First , inheritance to one degree or another forces the language to have constructors. You can imagine an extension of the syntax of structures with support for base classes:


 struct Base { ... } struct Derived: Base { foo: i32 } impl Derived { fn new() -> Derived { Derived { Base::new().., foo: 92, } } } 

But this will not work in a typical object layout of an OO language with simple inheritance! Typically, an object begins with a title followed by class fields, from the base to the most derived. Thus, the prefix of an object of a derived class is a valid object of a base class. However, for such a layout to work, the designer needs to allocate memory for the entire object at a time. It cannot just allocate memory only for the base class, and then attach derived fields. But such a allocation of memory in pieces is necessary if we want to use the syntax to create a structure where we could specify a value for the base class.


Secondly , unlike the structure literal syntax, constructors have an ABI that works well with placing object subobjects in memory (placement-friendly ABI). The constructor works with a pointer to this, which points to the area of ​​memory that the new object should occupy.
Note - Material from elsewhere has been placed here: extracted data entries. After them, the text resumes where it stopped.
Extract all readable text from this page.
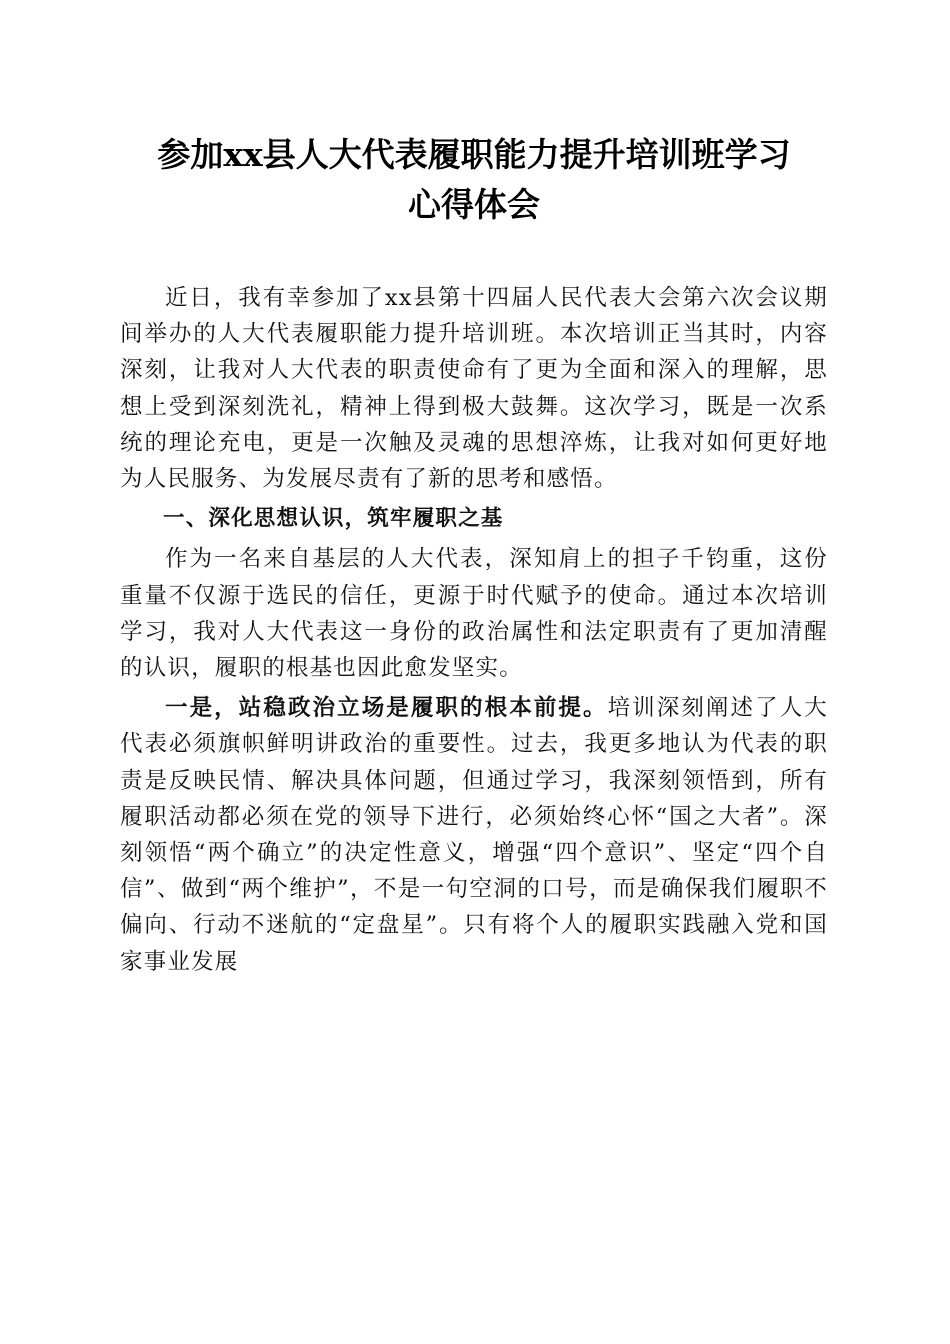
参加xx县人大代表履职能力提升培训班学习
心得体会

近日，我有幸参加了xx县第十四届人民代表大会第六次会议期间举办的人大代表履职能力提升培训班。本次培训正当其时，内容深刻，让我对人大代表的职责使命有了更为全面和深入的理解，思想上受到深刻洗礼，精神上得到极大鼓舞。这次学习，既是一次系统的理论充电，更是一次触及灵魂的思想淬炼，让我对如何更好地为人民服务、为发展尽责有了新的思考和感悟。

一、深化思想认识，筑牢履职之基

作为一名来自基层的人大代表，深知肩上的担子千钧重，这份重量不仅源于选民的信任，更源于时代赋予的使命。通过本次培训学习，我对人大代表这一身份的政治属性和法定职责有了更加清醒的认识，履职的根基也因此愈发坚实。

一是，站稳政治立场是履职的根本前提。培训深刻阐述了人大代表必须旗帜鲜明讲政治的重要性。过去，我更多地认为代表的职责是反映民情、解决具体问题，但通过学习，我深刻领悟到，所有履职活动都必须在党的领导下进行，必须始终心怀“国之大者”。深刻领悟“两个确立”的决定性意义，增强“四个意识”、坚定“四个自信”、做到“两个维护”，不是一句空洞的口号，而是确保我们履职不偏向、行动不迷航的“定盘星”。只有将个人的履职实践融入党和国家事业发展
Most importantly, a constructor can easily pass a pointer to subobject constructors, thereby allowing the creation of complex value trees "in place." In contrast, in Rust, constructing structures semantically includes quite a few copies, and here we hope for the grace of the optimizer. It is no coincidence that Rust does not yet have an accepted working proposal regarding the placement of subobjects in memory!


Upd 1: fixed a typo. Replaced the "write literal" with "structure literal".